A capacidade de produção é fruto da razão humana, e quanto mais desenvolvida a razão, mais capacidade de produção há em termos quantitativos e qualitativos, ou seja, mais desenvolvimento tecnológico. Ao mesmo tempo em que a razão consiste no poder de produzir, essa mesma razão é modificada pelo produto que criou. Assim, a tecnologia não ocupa lugar neutro entre os grupos sociais:

O consumo ou manejo daquilo que produz torna-se fonte de novas percepções empíricas, logo elevadas, por abstração de suas propriedades, à condição de idéias anteriormente não possuídas, indo assim possibilitar a produção de um produto melhor, antes inconcebível, num circuito dialético sem fim (VIEIRA PINTO, 2005a, p. 484).
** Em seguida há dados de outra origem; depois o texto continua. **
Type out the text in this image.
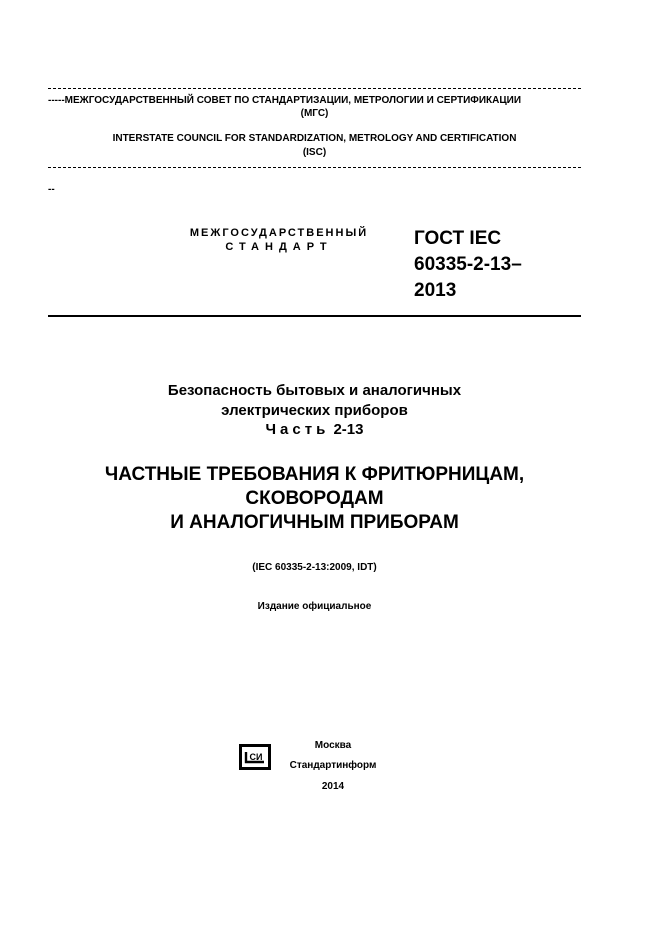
-----МЕЖГОСУДАРСТВЕННЫЙ СОВЕТ ПО СТАНДАРТИЗАЦИИ, МЕТРОЛОГИИ И СЕРТИФИКАЦИИ
(МГС)
INTERSTATE COUNCIL FOR STANDARDIZATION, METROLOGY AND CERTIFICATION
(ISC)
--
МЕЖГОСУДАРСТВЕННЫЙ
СТАНДАРТ	ГОСТ IEC
60335-2-13–
2013
Безопасность бытовых и аналогичных
электрических приборов
Часть 2-13
ЧАСТНЫЕ ТРЕБОВАНИЯ К ФРИТЮРНИЦАМ,
СКОВОРОДАМ
И АНАЛОГИЧНЫМ ПРИБОРАМ
(IEC 60335-2-13:2009, IDT)
Издание официальное
СИ
Москва
Стандартинформ
2014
O fundamento de toda invenção é social, ou seja, o homem isoladamente não é capaz de inventar, produzir. No mínimo, ele se valerá de conhecimentos já adquiridos, e isso também é social, tendo dependido da ação humana anterior a ele.

Sendo assim, o que caracteriza a produção é a sua necessidade social, isso porque, ao “inventar continuamente novas formas de ação” (VIEIRA PINTO, 2005a, p. 485), essas formas retornarão “sob forma de conhecimentos ampliados ao acervo da razão” (p. 485), e assim irão expandir e se desenvolver num circuito infinito.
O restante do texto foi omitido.